Re: [PATCH 1/4] cpufreq: Add a cpufreq pressure feedback for the scheduler

From: Tim Chen
Date: Wed Dec 13 2023 - 19:41:11 EST


On Tue, 2023-12-12 at 15:27 +0100, Vincent Guittot wrote:
> Provide to the scheduler a feedback about the temporary max available
> capacity.

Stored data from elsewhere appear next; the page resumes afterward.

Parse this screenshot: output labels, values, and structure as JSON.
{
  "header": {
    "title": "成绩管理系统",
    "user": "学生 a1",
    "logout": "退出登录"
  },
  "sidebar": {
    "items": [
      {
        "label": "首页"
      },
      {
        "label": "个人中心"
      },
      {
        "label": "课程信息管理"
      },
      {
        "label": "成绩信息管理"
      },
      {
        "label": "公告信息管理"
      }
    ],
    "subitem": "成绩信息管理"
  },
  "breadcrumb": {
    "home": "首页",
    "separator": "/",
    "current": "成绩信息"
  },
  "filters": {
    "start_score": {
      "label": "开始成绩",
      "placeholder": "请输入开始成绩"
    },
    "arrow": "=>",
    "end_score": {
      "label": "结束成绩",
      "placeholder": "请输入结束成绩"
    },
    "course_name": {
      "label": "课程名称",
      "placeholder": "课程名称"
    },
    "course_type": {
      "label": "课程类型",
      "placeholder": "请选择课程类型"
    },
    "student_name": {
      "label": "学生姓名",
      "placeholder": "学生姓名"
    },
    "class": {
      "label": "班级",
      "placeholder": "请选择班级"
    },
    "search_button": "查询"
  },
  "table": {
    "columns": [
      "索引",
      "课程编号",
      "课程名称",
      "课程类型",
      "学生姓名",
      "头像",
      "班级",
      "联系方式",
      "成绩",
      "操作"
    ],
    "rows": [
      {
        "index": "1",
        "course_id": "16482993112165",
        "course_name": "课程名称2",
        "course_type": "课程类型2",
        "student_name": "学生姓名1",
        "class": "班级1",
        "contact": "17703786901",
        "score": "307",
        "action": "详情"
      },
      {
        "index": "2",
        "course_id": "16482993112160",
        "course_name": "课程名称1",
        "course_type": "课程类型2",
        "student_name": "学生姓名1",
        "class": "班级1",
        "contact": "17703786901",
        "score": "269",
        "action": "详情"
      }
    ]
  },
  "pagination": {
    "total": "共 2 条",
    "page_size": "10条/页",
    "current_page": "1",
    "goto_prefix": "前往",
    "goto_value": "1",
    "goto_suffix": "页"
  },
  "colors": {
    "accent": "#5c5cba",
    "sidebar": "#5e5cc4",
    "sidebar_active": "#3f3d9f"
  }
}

Unlike arch_update_thermal_pressure, this doesn't need to be
> filtered as the pressure will happen for dozens ms or more.
>
> Signed-off-by: Vincent Guittot <vincent.guittot@xxxxxxxxxx>
> ---
> drivers/cpufreq/cpufreq.c | 48 +++++++++++++++++++++++++++++++++++++++
> include/linux/cpufreq.h | 10 ++++++++
> 2 files changed, 58 insertions(+)
>
> diff --git a/drivers/cpufreq/cpufreq.c b/drivers/cpufreq/cpufreq.c
> index 44db4f59c4cc..7d5f71be8d29 100644
> --- a/drivers/cpufreq/cpufreq.c
> +++ b/drivers/cpufreq/cpufreq.c
> @@ -2563,6 +2563,50 @@ int cpufreq_get_policy(struct cpufreq_policy *policy, unsigned int cpu)
> }
> EXPORT_SYMBOL(cpufreq_get_policy);
>
> +DEFINE_PER_CPU(unsigned long, cpufreq_pressure);
> +EXPORT_PER_CPU_SYMBOL_GPL(cpufreq_pressure);
> +
> +/**
> + * cpufreq_update_pressure() - Update cpufreq pressure for CPUs
> + * @cpus : The related CPUs for which max capacity has been reduced
> + * @capped_freq : The maximum allowed frequency that CPUs can run at
> + *
> + * Update the value of cpufreq pressure for all @cpus in the mask. The
> + * cpumask should include all (online+offline) affected CPUs, to avoid
> + * operating on stale data when hot-plug is used for some CPUs. The
> + * @capped_freq reflects the currently allowed max CPUs frequency due to
> + * freq_qos capping. It might be also a boost frequency value, which is bigger
> + * than the internal 'capacity_freq_ref' max frequency. In such case the
> + * pressure value should simply be removed, since this is an indication that
> + * there is no capping. The @capped_freq must be provided in kHz.
> + */
> +static void cpufreq_update_pressure(const struct cpumask *cpus,
> + unsigned long capped_freq)
> +{
> + unsigned long max_capacity, capacity, pressure;
> + u32 max_freq;
> + int cpu;
> +
> + cpu = cpumask_first(cpus);
> + max_capacity = arch_scale_cpu_capacity(cpu);
> + max_freq = arch_scale_freq_ref(cpu);
> +
> + /*
> + * Handle properly the boost frequencies, which should simply clean
> + * the thermal pressure value.
> + */
> + if (max_freq <= capped_freq)
> + capacity = max_capacity;
> + else
> + capacity = mult_frac(max_capacity, capped_freq, max_freq);
> +
> + pressure = max_capacity - capacity;
> +
> +
> + for_each_cpu(cpu, cpus)
> + WRITE_ONCE(per_cpu(cpufreq_pressure, cpu), pressure);

Seems like the pressure value computed from the first CPU applies to all CPU.
Will this be valid for non-homogeneous CPUs that could have different
max_freq and max_capacity?

Tim